Custom Queries
The Custom Queries screen lets each application override the SQL Nomasx-1 runs by default. One line per (Application, Method) pair — Method is the connector hook (for example get_users, get_assignments, get_object_usage) and SQL Blob carries the replacement SQL. Optional dedicated JDBC / user / password let the override target a different schema than the application's main one.
This is the extension point. When a source system stores its security tables differently from the canonical Nomasx-1 expectation, override the method here rather than touching the product.
At a glance
Goal of the view
- Override per application. A row replaces the default query Nomasx-1 would run for the named method on the named application.
- Add a separate connection if needed. When the override SQL targets a different schema or different credentials, the dedicated JDBC / User / Password columns carry them; otherwise the override runs against the application's main connection.
- Trace the change. Audit user + Audit date record who introduced the override and when — useful when a scan starts behaving differently.
Columns
| Column | Source | What it tells you |
|---|---|---|
| Application ID | SQL_APPS_ID — application identifier. Joined to Applications for the friendly name. | Which application the override applies to. |
| Method | SQL_METHOD — connector hook name. | The query slot being overridden. |
| SQL Blob | SQL_BLOB — text. Hidden by default. | The replacement SQL fragment. |
| JDBC / User / Password | SQL_JDBC, SQL_USER, SQL_PASSWORD — optional. Hidden. | Dedicated connection used by the override. |
| Audit user / date | SQL_AUDIT_USER, SQL_AUDIT_DATE — who / when. | Change traceability. |
Edit dialog
Click Add in the toolbar to declare a new override, or double-click a row to edit. The dialog has three tabs.
Tab 1 — Properties
The pair that identifies the override. Both fields are mandatory.
| Field | What to enter |
|---|---|
| Application | Drop-down list of declared applications. The override applies to this one only. |
| Method | Name of the connector hook (get_users, get_assignments, get_object_usage, …) being overridden. |
Tab 2 — Database
Optional dedicated connection. Leave the three fields empty to run the override against the application's main connection.
| Field | What to enter |
|---|---|
| User | Read-only account used to run the override SQL. |
| Password | Password for the account. Stored encrypted. |
| JDBC | JDBC URL when the override targets a different schema than the application's main one. |
Tab 3 — Query
The replacement SQL itself. Required.
| Field | What to enter |
|---|---|
| SQL Blob | Multi-line text. Paste the SQL Nomasx-1 should run instead of the default for the method declared on the Properties tab. |
Tips & best practices
- Test the SQL outside Nomasx-1 first — a syntactically broken override surfaces as an empty grid on the consuming screen.
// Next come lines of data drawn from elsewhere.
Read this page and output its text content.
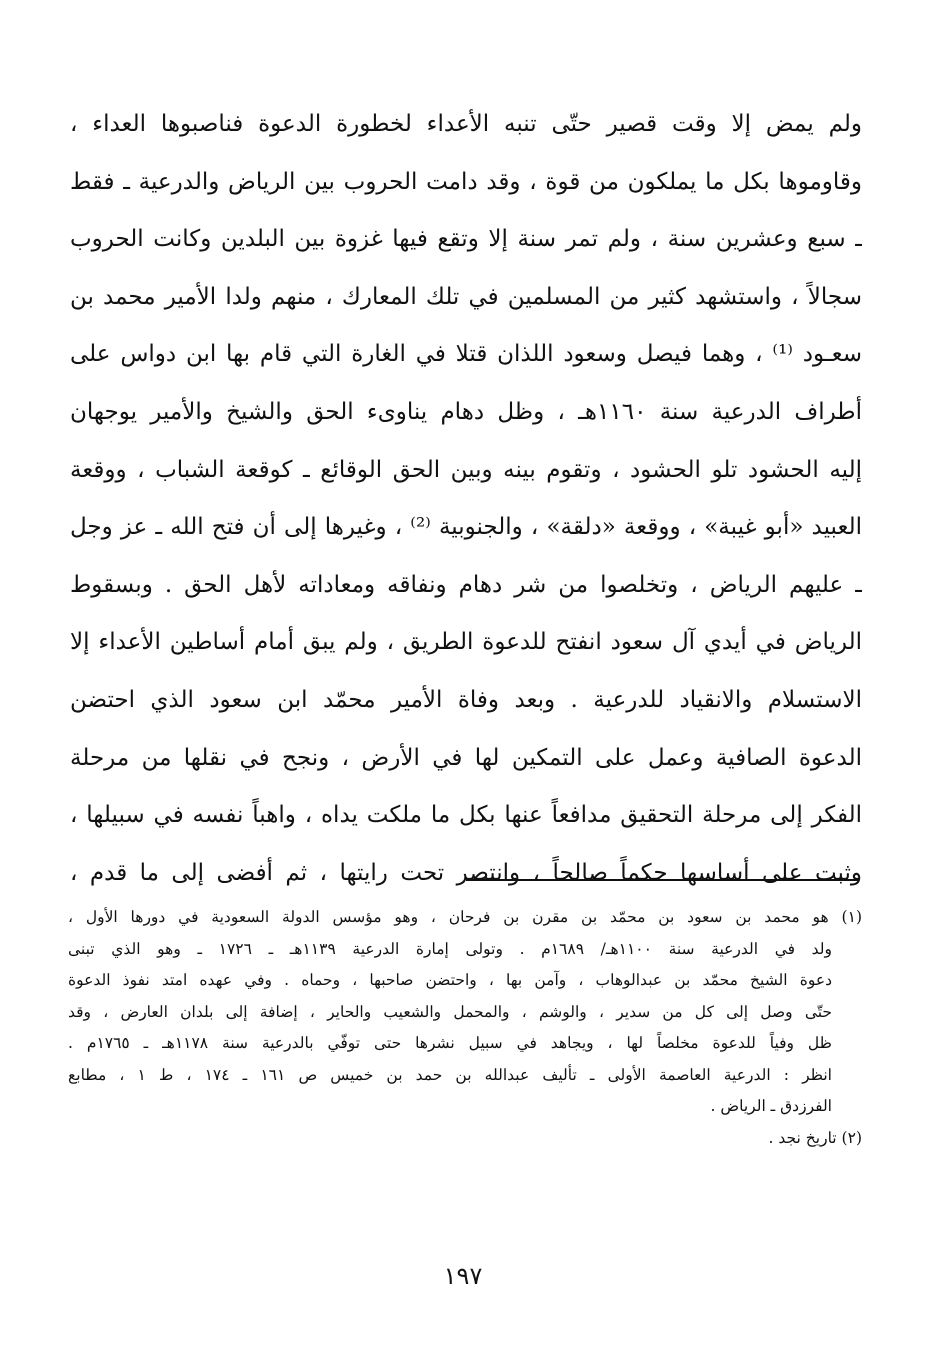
ولم يمض إلا وقت قصير حتّى تنبه الأعداء لخطورة الدعوة فناصبوها العداء ،
وقاوموها بكل ما يملكون من قوة ، وقد دامت الحروب بين الرياض والدرعية ـ فقط
ـ سبع وعشرين سنة ، ولم تمر سنة إلا وتقع فيها غزوة بين البلدين وكانت الحروب
سجالاً ، واستشهد كثير من المسلمين في تلك المعارك ، منهم ولدا الأمير محمد بن
سعـود ⁽¹⁾ ، وهما فيصل وسعود اللذان قتلا في الغارة التي قام بها ابن دواس على
أطراف الدرعية سنة ١١٦٠هـ ، وظل دهام يناوىء الحق والشيخ والأمير يوجهان
إليه الحشود تلو الحشود ، وتقوم بينه وبين الحق الوقائع ـ كوقعة الشباب ، ووقعة
العبيد «أبو غيبة» ، ووقعة «دلقة» ، والجنوبية ⁽²⁾ ، وغيرها إلى أن فتح الله ـ عز وجل
ـ عليهم الرياض ، وتخلصوا من شر دهام ونفاقه ومعاداته لأهل الحق . وبسقوط
الرياض في أيدي آل سعود انفتح للدعوة الطريق ، ولم يبق أمام أساطين الأعداء إلا
الاستسلام والانقياد للدرعية . وبعد وفاة الأمير محمّد ابن سعود الذي احتضن
الدعوة الصافية وعمل على التمكين لها في الأرض ، ونجح في نقلها من مرحلة
الفكر إلى مرحلة التحقيق مدافعاً عنها بكل ما ملكت يداه ، واهباً نفسه في سبيلها ،
وثبت على أساسها حكماً صالحاً ، وانتصر تحت رايتها ، ثم أفضى إلى ما قدم ،
(١) هو محمد بن سعود بن محمّد بن مقرن بن فرحان ، وهو مؤسس الدولة السعودية في دورها الأول ،
ولد في الدرعية سنة ١١٠٠هـ/ ١٦٨٩م . وتولى إمارة الدرعية ١١٣٩هـ ـ ١٧٢٦ ـ وهو الذي تبنى
دعوة الشيخ محمّد بن عبدالوهاب ، وآمن بها ، واحتضن صاحبها ، وحماه . وفي عهده امتد نفوذ الدعوة
حتّى وصل إلى كل من سدير ، والوشم ، والمحمل والشعيب والحاير ، إضافة إلى بلدان العارض ، وقد
ظل وفياً للدعوة مخلصاً لها ، ويجاهد في سبيل نشرها حتى توفّي بالدرعية سنة ١١٧٨هـ ـ ١٧٦٥م .
انظر : الدرعية العاصمة الأولى ـ تأليف عبدالله بن حمد بن خميس ص ١٦١ ـ ١٧٤ ، ط ١ ، مطابع
الفرزدق ـ الرياض .
(٢) تاريخ نجد .
١٩٧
- Keep override scopes tight. Override one method at a time rather than rewriting an entire branch — easier to maintain and to roll back.
- Document the why in the change description during code review or in a ticket — six months later, the override has to be readable by a different administrator.
- Remove the row when no longer needed so Nomasx-1 falls back to the default behaviour for that method.